Apart from it being an easy source of republican evidence, I got hold of Ma’am Darling from the public library because I was still intrigued by the memory of something I was told by a young man who had just spent the summer before going up to uni putting in time in the offices of either Black Dwarf or Red Mole (radical socialist news-sheets of the time, Tariq Ali was involved), that they had been visited one day by Princess Margaret on the arm of another Marxist celeb of the period.  No confirmation here of anything like that, but there’s still plenty to engage in her bohemian Swinging Sixties period, or at least that was new to me:

Love thwarted

The story goes that she was not allowed to marry her first love, war hero Group Captain Townsend, a divorced commoner.  Not that much of a pleb, mind – he’d been equerry to King George VI since 1944 among other duties in the inner workings of the royal household.  Nevertheless, the Peter Townsend affair served as an early litmus paper of attitude -, the hypocrisies, the taking of sides – to an emerging post-war social shift concerning modernity, class, divorce and the place of religion that continues to this day.  The press cuttings make fascinating reading:

The romance became public at the Queen’s coronation on 2 June 1953, when Princess Margaret was spotted picking fluff of the Group captain’s lapel. It was hardly Last Tango in Paris, but in those days interpersonal fluff-picking was a suggestive business. The next morning it was mentioned in the New York papers, but the British press remained silent for another eleven days.
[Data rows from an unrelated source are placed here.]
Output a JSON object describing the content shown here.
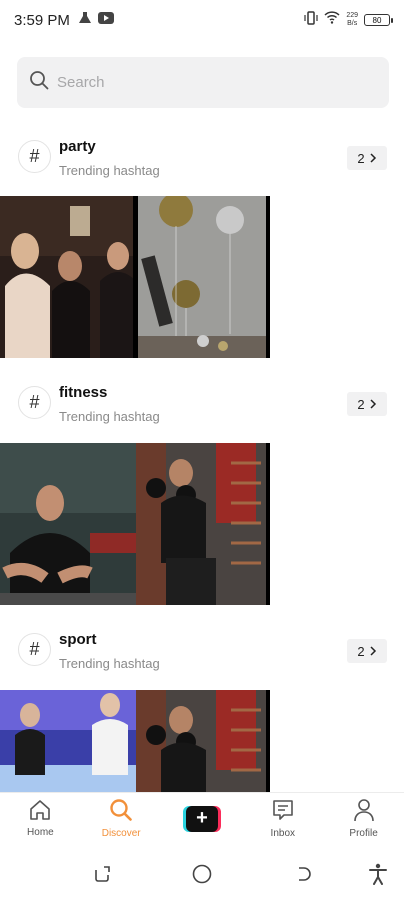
{
  "status": {
    "time": "3:59 PM",
    "speed_top": "229",
    "speed_bottom": "B/s",
    "battery": "80"
  },
  "search": {
    "placeholder": "Search"
  },
  "hashtags": [
    {
      "name": "party",
      "subtitle": "Trending hashtag",
      "count": "2"
    },
    {
      "name": "fitness",
      "subtitle": "Trending hashtag",
      "count": "2"
    },
    {
      "name": "sport",
      "subtitle": "Trending hashtag",
      "count": "2"
    }
  ],
  "nav": {
    "home": "Home",
    "discover": "Discover",
    "inbox": "Inbox",
    "profile": "Profile"
  },
  "colors": {
    "accent": "#f2903a",
    "plus_cyan": "#2ad4e0",
    "plus_red": "#fb2c5a"
  },
  "icons": [
    "flask-icon",
    "youtube-icon",
    "vibrate-icon",
    "wifi-icon",
    "battery-icon",
    "search-icon",
    "hashtag-icon",
    "chevron-right-icon",
    "home-icon",
    "discover-icon",
    "plus-icon",
    "inbox-icon",
    "profile-icon",
    "recents-icon",
    "home-circle-icon",
    "back-icon",
    "accessibility-icon"
  ]
}
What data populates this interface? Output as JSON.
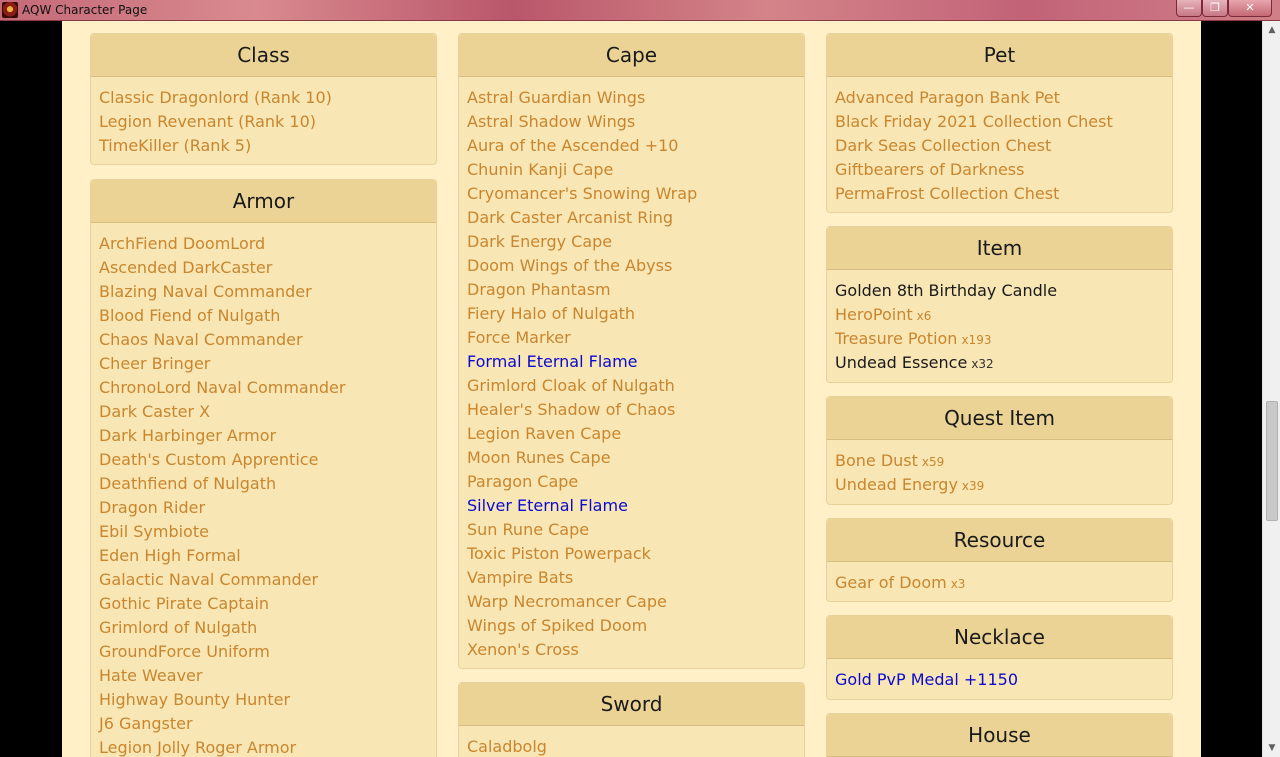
{
  "window": {
    "title": "AQW Character Page",
    "min_glyph": "—",
    "max_glyph": "❐",
    "close_glyph": "✕"
  },
  "scrollbar": {
    "up_glyph": "▲",
    "down_glyph": "▼"
  },
  "panels": {
    "class": {
      "title": "Class",
      "items": [
        {
          "name": "Classic Dragonlord (Rank 10)"
        },
        {
          "name": "Legion Revenant (Rank 10)"
        },
        {
          "name": "TimeKiller (Rank 5)"
        }
      ]
    },
    "armor": {
      "title": "Armor",
      "items": [
        {
          "name": "ArchFiend DoomLord"
        },
        {
          "name": "Ascended DarkCaster"
        },
        {
          "name": "Blazing Naval Commander"
        },
        {
          "name": "Blood Fiend of Nulgath"
        },
        {
          "name": "Chaos Naval Commander"
        },
        {
          "name": "Cheer Bringer"
        },
        {
          "name": "ChronoLord Naval Commander"
        },
        {
          "name": "Dark Caster X"
        },
        {
          "name": "Dark Harbinger Armor"
        },
        {
          "name": "Death's Custom Apprentice"
        },
        {
          "name": "Deathfiend of Nulgath"
        },
        {
          "name": "Dragon Rider"
        },
        {
          "name": "Ebil Symbiote"
        },
        {
          "name": "Eden High Formal"
        },
        {
          "name": "Galactic Naval Commander"
        },
        {
          "name": "Gothic Pirate Captain"
        },
        {
          "name": "Grimlord of Nulgath"
        },
        {
          "name": "GroundForce Uniform"
        },
        {
          "name": "Hate Weaver"
        },
        {
          "name": "Highway Bounty Hunter"
        },
        {
          "name": "J6 Gangster"
        },
        {
          "name": "Legion Jolly Roger Armor"
        }
      ]
    },
    "cape": {
      "title": "Cape",
      "items": [
        {
          "name": "Astral Guardian Wings"
        },
        {
          "name": "Astral Shadow Wings"
        },
        {
          "name": "Aura of the Ascended +10"
        },
        {
          "name": "Chunin Kanji Cape"
        },
        {
          "name": "Cryomancer's Snowing Wrap"
        },
        {
          "name": "Dark Caster Arcanist Ring"
        },
        {
          "name": "Dark Energy Cape"
        },
        {
          "name": "Doom Wings of the Abyss"
        },
        {
          "name": "Dragon Phantasm"
        },
        {
          "name": "Fiery Halo of Nulgath"
        },
        {
          "name": "Force Marker"
        },
        {
          "name": "Formal Eternal Flame",
          "color": "blue"
        },
        {
          "name": "Grimlord Cloak of Nulgath"
        },
        {
          "name": "Healer's Shadow of Chaos"
        },
        {
          "name": "Legion Raven Cape"
        },
        {
          "name": "Moon Runes Cape"
        },
        {
          "name": "Paragon Cape"
        },
        {
          "name": "Silver Eternal Flame",
          "color": "blue"
        },
        {
          "name": "Sun Rune Cape"
        },
        {
          "name": "Toxic Piston Powerpack"
        },
        {
          "name": "Vampire Bats"
        },
        {
          "name": "Warp Necromancer Cape"
        },
        {
          "name": "Wings of Spiked Doom"
        },
        {
          "name": "Xenon's Cross"
        }
      ]
    },
    "sword": {
      "title": "Sword",
      "items": [
        {
          "name": "Caladbolg"
        }
      ]
    },
    "pet": {
      "title": "Pet",
      "items": [
        {
          "name": "Advanced Paragon Bank Pet"
        },
        {
          "name": "Black Friday 2021 Collection Chest"
        },
        {
          "name": "Dark Seas Collection Chest"
        },
        {
          "name": "Giftbearers of Darkness"
        },
        {
          "name": "PermaFrost Collection Chest"
        }
      ]
    },
    "item": {
      "title": "Item",
      "items": [
        {
          "name": "Golden 8th Birthday Candle",
          "color": "black"
        },
        {
          "name": "HeroPoint",
          "qty": "x6"
        },
        {
          "name": "Treasure Potion",
          "qty": "x193"
        },
        {
          "name": "Undead Essence",
          "qty": "x32",
          "color": "black"
        }
      ]
    },
    "quest_item": {
      "title": "Quest Item",
      "items": [
        {
          "name": "Bone Dust",
          "qty": "x59"
        },
        {
          "name": "Undead Energy",
          "qty": "x39"
        }
      ]
    },
    "resource": {
      "title": "Resource",
      "items": [
        {
          "name": "Gear of Doom",
          "qty": "x3"
        }
      ]
    },
    "necklace": {
      "title": "Necklace",
      "items": [
        {
          "name": "Gold PvP Medal +1150",
          "color": "blue"
        }
      ]
    },
    "house": {
      "title": "House",
      "items": []
    }
  }
}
The People then printed the headline ‘They Must Deny it NOW!’

Get that ‘must deny’!  Before she was 25 years old Margaret could not marry without the consent of the Queen, who happened to be her older sister.  (It’s hard not surrender to a surfeit of exclamation marks).  Once 25 she would be able to marry who she liked.  As that time approached she became the object of fever-pitched attention: “COME ON MARGARET!’ ran the Daily Mirror headline, imploring her to ‘please make up your mind!’”  And then:

On 1 October the new prime minister, Sir Anthony Eden (himself on his second marriage), informed the Princess that it was the view of the cabinet that if she decided to go ahead with the marriage, she would have to renounce her royal rights, and forego her income.
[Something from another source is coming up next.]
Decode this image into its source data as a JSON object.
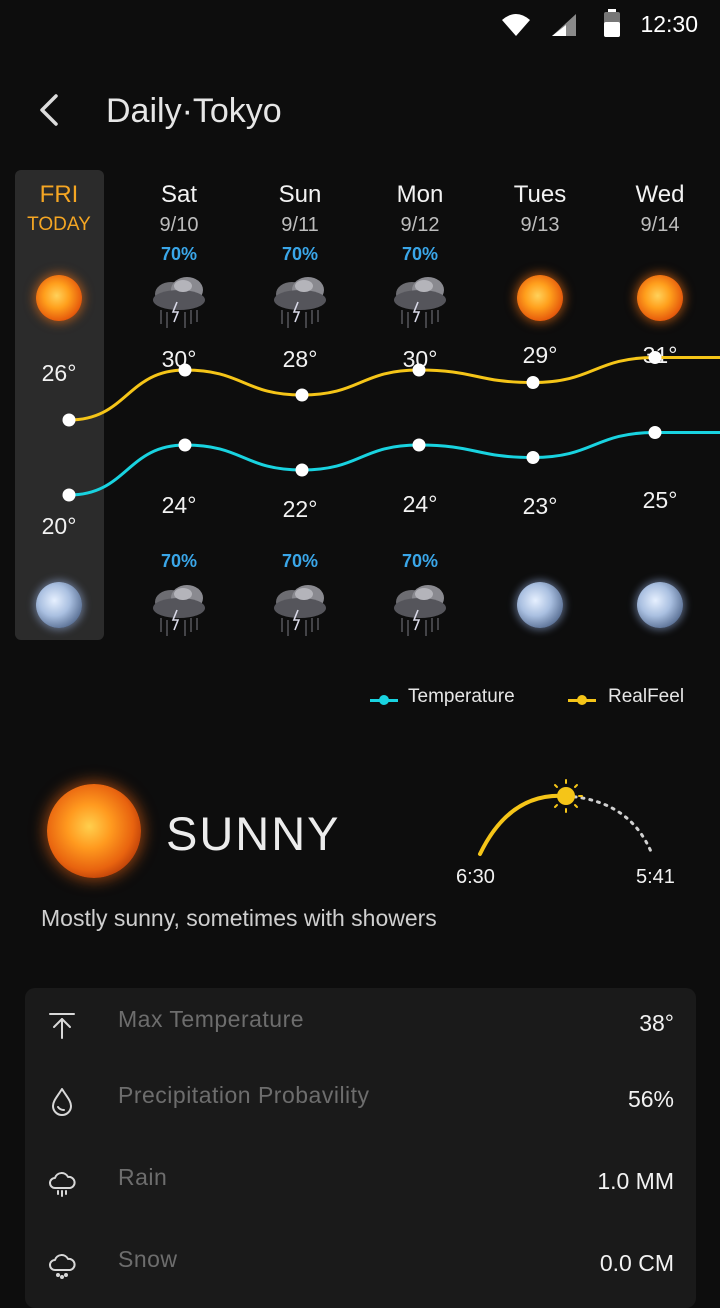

Craig Brown pretty much concludes that would have been, for her, too great a sacrifice, the burning of a bridge too far.

Marries a commoner anyway

Or at least Old Etonian photographer Anthony Armstrong-Jones.  ‘Priceless Margarine and Bony Armstrove’ as John Lennon called them in his In His Own Write.  Swinging Sixties London, (dinner) partying with a couple of Rolling Stones and “the barefoot Sandie Shaw” among others.  An awkward moment with a blue movie at the Tynans’ with Harold Pinter & wife, the day rescued by Peter Cook providing “commentary as if for a Cadbury’s Milk Tray advert“.  Did she embrace the egalitarianism of the times?  Rather not.  This from a footnote (Craig Brown gives great footnote):

Beyond her family, her old dresser, Ruby Gordon, was the only person allowed to call her ‘Margaret’. Her insistence on being addressed as ‘Ma’am’, ‘Madam’ and ‘Your Royal Highness’, even by old friends and lovers, is a thread that runs through the life of the Princess. There was always an element of Hyacinth Bucket about her, a tendency to keep her high horse tethered for use at all times, even in the company of old friends. Clearly, the Princess felt that being called ‘Margaret’ involved crossing an invisible line which heavy petting did not.
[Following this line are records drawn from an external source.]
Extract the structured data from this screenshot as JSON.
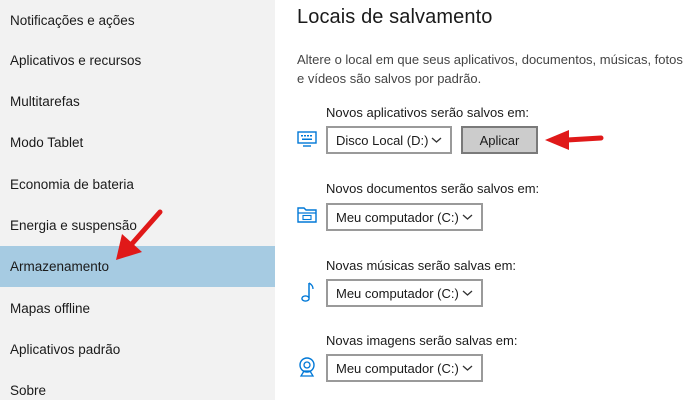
{
  "sidebar": {
    "items": [
      {
        "label": "Notificações e ações"
      },
      {
        "label": "Aplicativos e recursos"
      },
      {
        "label": "Multitarefas"
      },
      {
        "label": "Modo Tablet"
      },
      {
        "label": "Economia de bateria"
      },
      {
        "label": "Energia e suspensão"
      },
      {
        "label": "Armazenamento"
      },
      {
        "label": "Mapas offline"
      },
      {
        "label": "Aplicativos padrão"
      },
      {
        "label": "Sobre"
      }
    ],
    "active_index": 6
  },
  "main": {
    "title": "Locais de salvamento",
    "description": "Altere o local em que seus aplicativos, documentos, músicas, fotos e vídeos são salvos por padrão.",
    "rows": [
      {
        "label": "Novos aplicativos serão salvos em:",
        "value": "Disco Local (D:)",
        "icon": "monitor-keyboard-icon"
      },
      {
        "label": "Novos documentos serão salvos em:",
        "value": "Meu computador (C:)",
        "icon": "folder-icon"
      },
      {
        "label": "Novas músicas serão salvas em:",
        "value": "Meu computador (C:)",
        "icon": "music-note-icon"
      },
      {
        "label": "Novas imagens serão salvas em:",
        "value": "Meu computador (C:)",
        "icon": "webcam-icon"
      }
    ],
    "apply_label": "Aplicar"
  },
  "colors": {
    "active_item": "#a6cbe2",
    "accent": "#0078d7",
    "arrow": "#e01919"
  }
}
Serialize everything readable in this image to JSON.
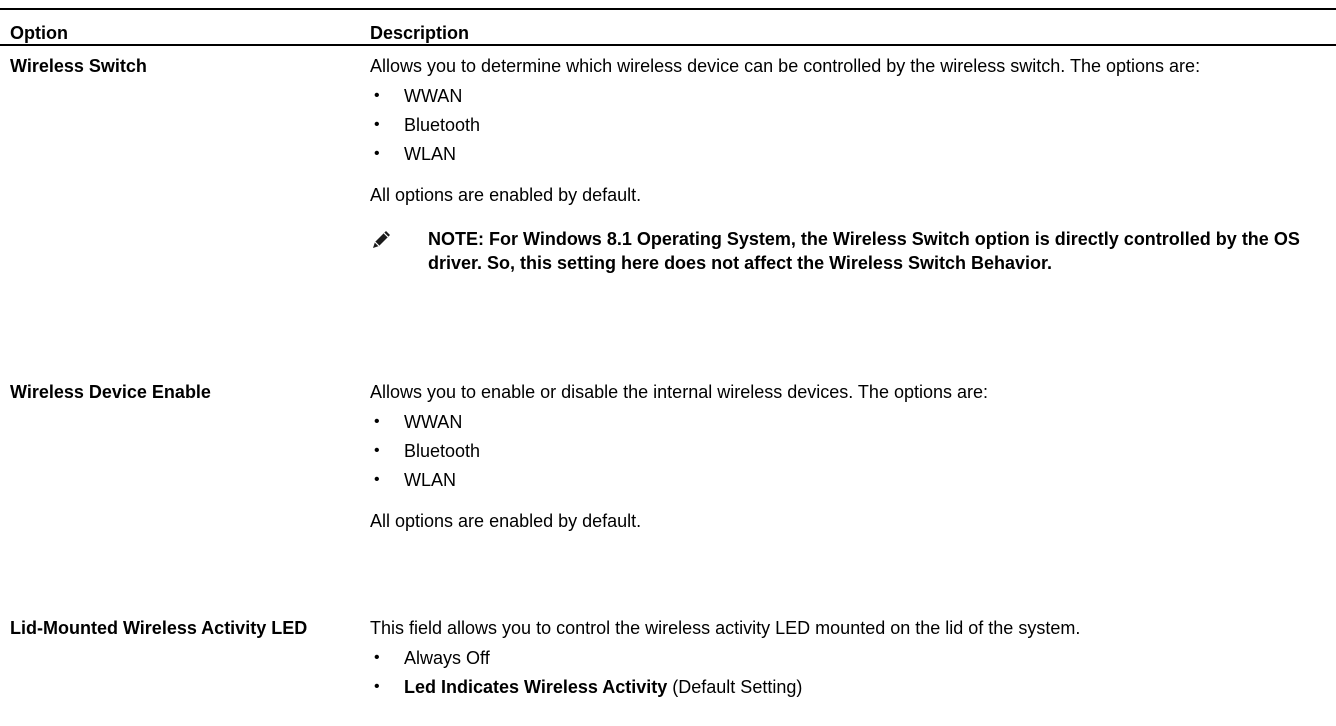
{
  "header": {
    "option": "Option",
    "description": "Description"
  },
  "rows": [
    {
      "option": "Wireless Switch",
      "description": "Allows you to determine which wireless device can be controlled by the wireless switch. The options are:",
      "items": [
        "WWAN",
        "Bluetooth",
        "WLAN"
      ],
      "default_text": "All options are enabled by default.",
      "note": "NOTE: For Windows 8.1 Operating System, the Wireless Switch option is directly controlled by the OS driver. So, this setting here does not affect the Wireless Switch Behavior."
    },
    {
      "option": "Wireless Device Enable",
      "description": "Allows you to enable or disable the internal wireless devices. The options are:",
      "items": [
        "WWAN",
        "Bluetooth",
        "WLAN"
      ],
      "default_text": "All options are enabled by default."
    },
    {
      "option": "Lid-Mounted Wireless Activity LED",
      "description": "This field allows you to control the wireless activity LED mounted on the lid of the system.",
      "items": [
        "Always Off"
      ],
      "last_item_bold": "Led Indicates Wireless Activity",
      "last_item_suffix": " (Default Setting)"
    }
  ]
}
 She becomes a walking contradiction, regardless of the social circle she finds herself in.  Lady Gladwyn, wife of the Paris ambassador at the time diarises: ‘Princess Margaret seems to fall between two stools. She wishes to convey that she is very much the Princess, but at the same time she is not prepared to stick to the rules if they bore or annoy her, such as being polite to people.’   The character of Ma’am Ca’amp emerges, says Brown: “Ma’am Ca’amp enjoys inverting expectations: to those expecting grace, it presents hauteur; to those expecting empathy, it delivers distance. To those in need of tradition, it offers modernity. To those in need of modernity, it offers tradition.”

The Best Man

But before we leave their unhappy marriage, how about the man the man who wasn’t allowed to be Bony Armstrove’s Best Man in 1960?  Vetoed by MI5, no less, I give you (this really was news to me, and it makes me feel ancient) Tony’s Old Etonian contemporary and pal: Jeremy Thorpe, later leader of the Liberal Party from 1967 to 1976.  He’d got the thumbs down from the security forces simply because he was gay (as it wasn’t called in those days).  Younger readers might want to check him out as a real sort-of-tragedy of his times from an obituary: http://www.theguardian.com/politics/2014/dec/04/jeremy-thorpe.  In 1979 he was tried at the Old Bailey on charges of conspiracy and incitement to murder, the case involving blackmail over a past liaison.  Produced in evidence was a postcard he’d sent, on the announcement of the royal engagement, to an ex-lover, : What a pity about HRH. I rather hoped to marry the one and seduce the other’.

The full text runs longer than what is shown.